BigPetStore Product Generator
BigPetStore currently reads products from a JSON file. This approach was useful when in the initial development and validation work. The number of customer purchasing patterns BigPetStore can manifest depends on the number of products. Manually creating products is time intensive, however and limits what we can do with BigPetStore. To overcome this limitation, I came up with a strategy, which I’ll describe here, for enumerating products from a specification. I implemented the strategy discussed here and submitted it as a patch.
Product Category Basics
Products always belong to mutually-exclusive categories. Products within the same category are interchangeable. Thus, the API for creating product descriptions centers around a ProductCategoryBuilder
. Product categories include details such as the applicable species (so only owners with those species buy those particular products), the number of times a product is used per day, the average and variance of the amount of the product used per pet, parameters for determining when a product triggers a transaction and when a product is purchased within a transaction.
ProductCategoryBuilder builder = new ProductCategoryBuilder();
builder.addApplicableSpecies(PetSpecies.DOG);
builder.setCategory("dry dog food");
builder.setTriggerTransaction(true);
builder.setDailyUsageRate(2.0);
builder.setAmountUsedPetPetAverage(0.25);
builder.setAmountUsedPetPetVariance(0.1);
builder.setTriggerTransactionRate(2.0);
builder.setTriggerPurchaseRate(7.0);
Specifying Product Fields
The products themselves are generated by enumerating the Cartesian product of specified field values. With each field value, a sum term and a product term must be specified. The price for a given product is determined by first adding all the sum terms from its associated field values to the base price then multiplying by the product terms. The quantity
field is required as it is used for determining when a user will use up a product in addition to modifying the price to account for size of the product.
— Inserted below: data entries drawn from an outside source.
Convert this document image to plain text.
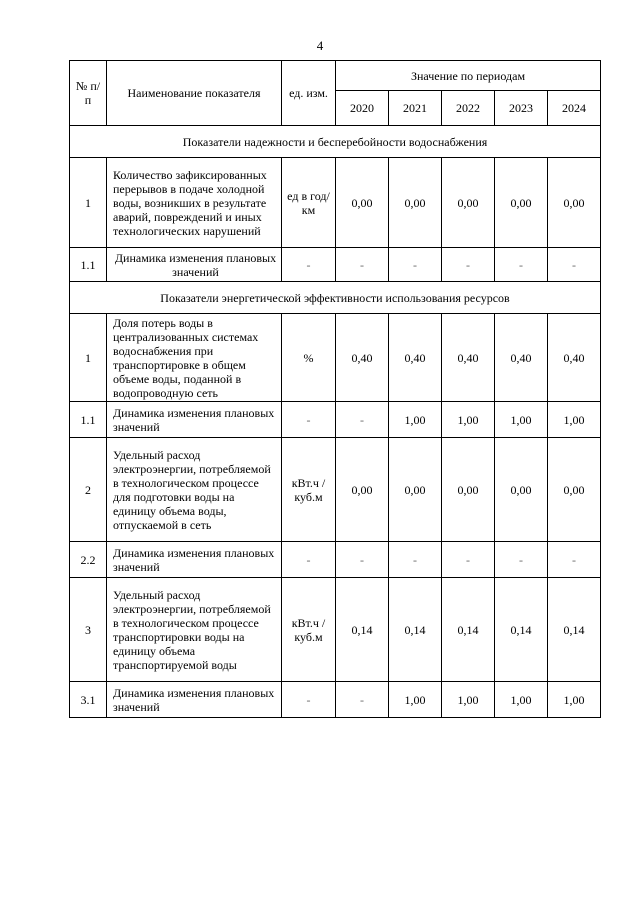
4
№ п/п	Наименование показателя	ед. изм.	Значение по периодам				
			2020	2021	2022	2023	2024
Показатели надежности и бесперебойности водоснабжения							
1	Количество зафиксированных перерывов в подаче холодной воды, возникших в результате аварий, повреждений и иных технологических нарушений	ед в год/ км	0,00	0,00	0,00	0,00	0,00
1.1	Динамика изменения плановых значений	-	-	-	-	-	-
Показатели энергетической эффективности использования ресурсов							
1	Доля потерь воды в централизованных системах водоснабжения при транспортировке в общем объеме воды, поданной в водопроводную сеть	%	0,40	0,40	0,40	0,40	0,40
1.1	Динамика изменения плановых значений	-	-	1,00	1,00	1,00	1,00
2	Удельный расход электроэнергии, потребляемой в технологическом процессе для подготовки воды на единицу объема воды, отпускаемой в сеть	кВт.ч / куб.м	0,00	0,00	0,00	0,00	0,00
2.2	Динамика изменения плановых значений	-	-	-	-	-	-
3	Удельный расход электроэнергии, потребляемой в технологическом процессе транспортировки воды на единицу объема транспортируемой воды	кВт.ч / куб.м	0,14	0,14	0,14	0,14	0,14
3.1	Динамика изменения плановых значений	-	-	1,00	1,00	1,00	1,00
builder.setBasePrice(2.0);
builder.addPropertyValues("brand",
new ProductFieldValue("Wellfed", 0.0, 1.0),
new ProductFieldValue("Happy Pup", 0.67, 1.0),
new ProductFieldValue("Dog Days", 1.0, 1.0));
builder.addPropertyValues("flavor",
new ProductFieldValue("Chicken", 0.0, 1.0),
new ProductFieldValue("Pork", 0.0, 1.0),
new ProductFieldValue("Lamb & Rice", 0.0, 1.0),
new ProductFieldValue("Fish & Potato", 0.0, 1.0));
builder.addPropertyValues("organic",
new ProductFieldValue("true", 0.0, 1.25),
new ProductFieldValue("false", 0.0, 1.0));
builder.addPropertyValues("quantity",
new ProductFieldValue(4.5, 0.0, 4.5),
new ProductFieldValue(15.0, 0.0, 15.0),
new ProductFieldValue(30.0, 0.0, 30.0));
Filtering Products
Not all combinations of field values may yield valid products, however. For example, a value brand of dog food may not use premium or organic ingredients. The product generator module provides a way of implementing exclusions through a Boolean algebra DSL. FieldPredicate
is used for matching on field values while AndRule
, OrRule
, and NotRule
can be used to produce combinations of values to exclude.
builder.addExclusionRule(new AndRule(
new FieldPredicate("brand", "Happy Pup"),
new FieldPredicate("organic", "true"));
builder.addExclusionRule(new AndRule(
new FieldPredicate("flavor", "Pork"),
new FieldPredicate("brand", "Dog Days"));
Lastly, once the products have been specified, the build()
method can be used to generate a ProductCategory
object containing all the products.
ProductCategory dogFood = builder.build();
Future Work
Being able to generate products opens new opportunities for BigPetStore and helps us realize our goals of generating pattern-rich data. However, this also introduces a few challenges. First, parameterizing Markov Models is computationally expensive, which shows when we increase from 10 to 1200 products in a category. Anticipating that this would be a problem, I implemented the ability to generate purchasing profiles separately from customers so that purchasing profiles can be re-used. Nonetheless, alternative and more efficient approaches to model generation and evaluation are warranted.
We also want to enable users to choose the size of the product space. I’m considering two approaches for this. I want to look into enabling dynamics plugins by embedding a scripting language such as Clojure or Groovy. This will allow users to choose between pre-supplied product specifications or extend the product space with their own specifications. Plugins also have the advantage of keeping configuration information separate from compiled code. The second approach would be to enable a sub-sampling approach which will allow the user to control how many of the products are generated. It may be possible to combine the approaches.